For more details on real-life CIEM use cases, read our blog, ‘When Would You Use a CIEM?’
How Do I Choose My CIEM Solution?
Every business and organization is unique, so first understanding what your goals and needs are helps you narrow down what you’re looking for. One approach for picking a CIEM solution, is considering if the tool has all the capabilities you need. Some capabilities to consider:
- Automated Identity Inventory: this is the discovery of every and all identities present in your environment.
- Effective Permissions: understanding the true scope of all identities’ abilities, even across-accounts.
- Visualization: an identity graph or analytics is a digestible way to understand your identities and entitlements. See Sonrai’s identity graph here.

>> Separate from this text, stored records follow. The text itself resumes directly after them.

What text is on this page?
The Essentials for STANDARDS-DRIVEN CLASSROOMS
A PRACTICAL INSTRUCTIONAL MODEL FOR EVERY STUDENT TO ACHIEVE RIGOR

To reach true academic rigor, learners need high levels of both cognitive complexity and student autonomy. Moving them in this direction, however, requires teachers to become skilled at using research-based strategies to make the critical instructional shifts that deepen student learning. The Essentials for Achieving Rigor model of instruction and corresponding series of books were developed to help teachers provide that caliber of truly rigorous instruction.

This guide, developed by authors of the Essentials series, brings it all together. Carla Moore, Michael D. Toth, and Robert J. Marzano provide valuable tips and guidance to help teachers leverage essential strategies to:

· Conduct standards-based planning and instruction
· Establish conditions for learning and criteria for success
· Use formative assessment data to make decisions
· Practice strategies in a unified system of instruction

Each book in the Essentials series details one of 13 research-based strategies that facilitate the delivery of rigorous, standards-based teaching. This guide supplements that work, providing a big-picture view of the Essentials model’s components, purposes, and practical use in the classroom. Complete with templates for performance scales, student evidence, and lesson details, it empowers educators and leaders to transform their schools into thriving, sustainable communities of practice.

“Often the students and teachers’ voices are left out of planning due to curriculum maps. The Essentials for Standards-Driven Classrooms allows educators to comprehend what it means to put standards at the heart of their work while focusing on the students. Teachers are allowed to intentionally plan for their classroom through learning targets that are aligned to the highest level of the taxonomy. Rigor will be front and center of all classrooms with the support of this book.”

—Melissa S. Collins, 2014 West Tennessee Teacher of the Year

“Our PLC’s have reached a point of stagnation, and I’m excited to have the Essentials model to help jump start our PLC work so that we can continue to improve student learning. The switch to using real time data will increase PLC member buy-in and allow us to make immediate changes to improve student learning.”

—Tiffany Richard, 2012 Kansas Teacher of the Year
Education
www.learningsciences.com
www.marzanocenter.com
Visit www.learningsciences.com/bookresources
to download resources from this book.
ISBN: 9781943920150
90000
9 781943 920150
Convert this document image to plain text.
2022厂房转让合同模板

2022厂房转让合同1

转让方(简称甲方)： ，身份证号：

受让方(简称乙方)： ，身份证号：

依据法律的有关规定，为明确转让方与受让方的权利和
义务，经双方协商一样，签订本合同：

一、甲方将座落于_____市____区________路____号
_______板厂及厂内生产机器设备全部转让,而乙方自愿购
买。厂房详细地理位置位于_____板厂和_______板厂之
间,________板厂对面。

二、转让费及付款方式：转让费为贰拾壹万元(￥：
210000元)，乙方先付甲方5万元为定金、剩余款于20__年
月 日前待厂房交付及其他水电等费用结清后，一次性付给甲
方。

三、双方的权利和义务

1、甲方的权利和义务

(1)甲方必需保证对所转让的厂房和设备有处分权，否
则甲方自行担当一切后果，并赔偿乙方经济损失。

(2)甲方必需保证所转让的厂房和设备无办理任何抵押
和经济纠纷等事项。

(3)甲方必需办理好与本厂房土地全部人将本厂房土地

- Detection: once your identities and privileges are at a secure baseline, monitoring capabilities can help detect suspicious behavior when an attacker is in your environment.
- Customizable: customizable frameworks and policies so your specific needs are enforced, and customizable remediations like manual or bot-use for when risks are detected.
For more information on selecting a CIEM tool, explore our CIEM Buyer’s Guide.
Cloud Infrastructure Entitlement Management is an excellent way to understand who and what is in your cloud, what privileges they possess, and what privileges they are actually using. This insight is proving to be more and more critical as identity emerges as a major player involved in cloud breaches. Identities are the new boundary to your business and insufficient management of identities and their entitlements is a steadfast way to leave your cloud at risk.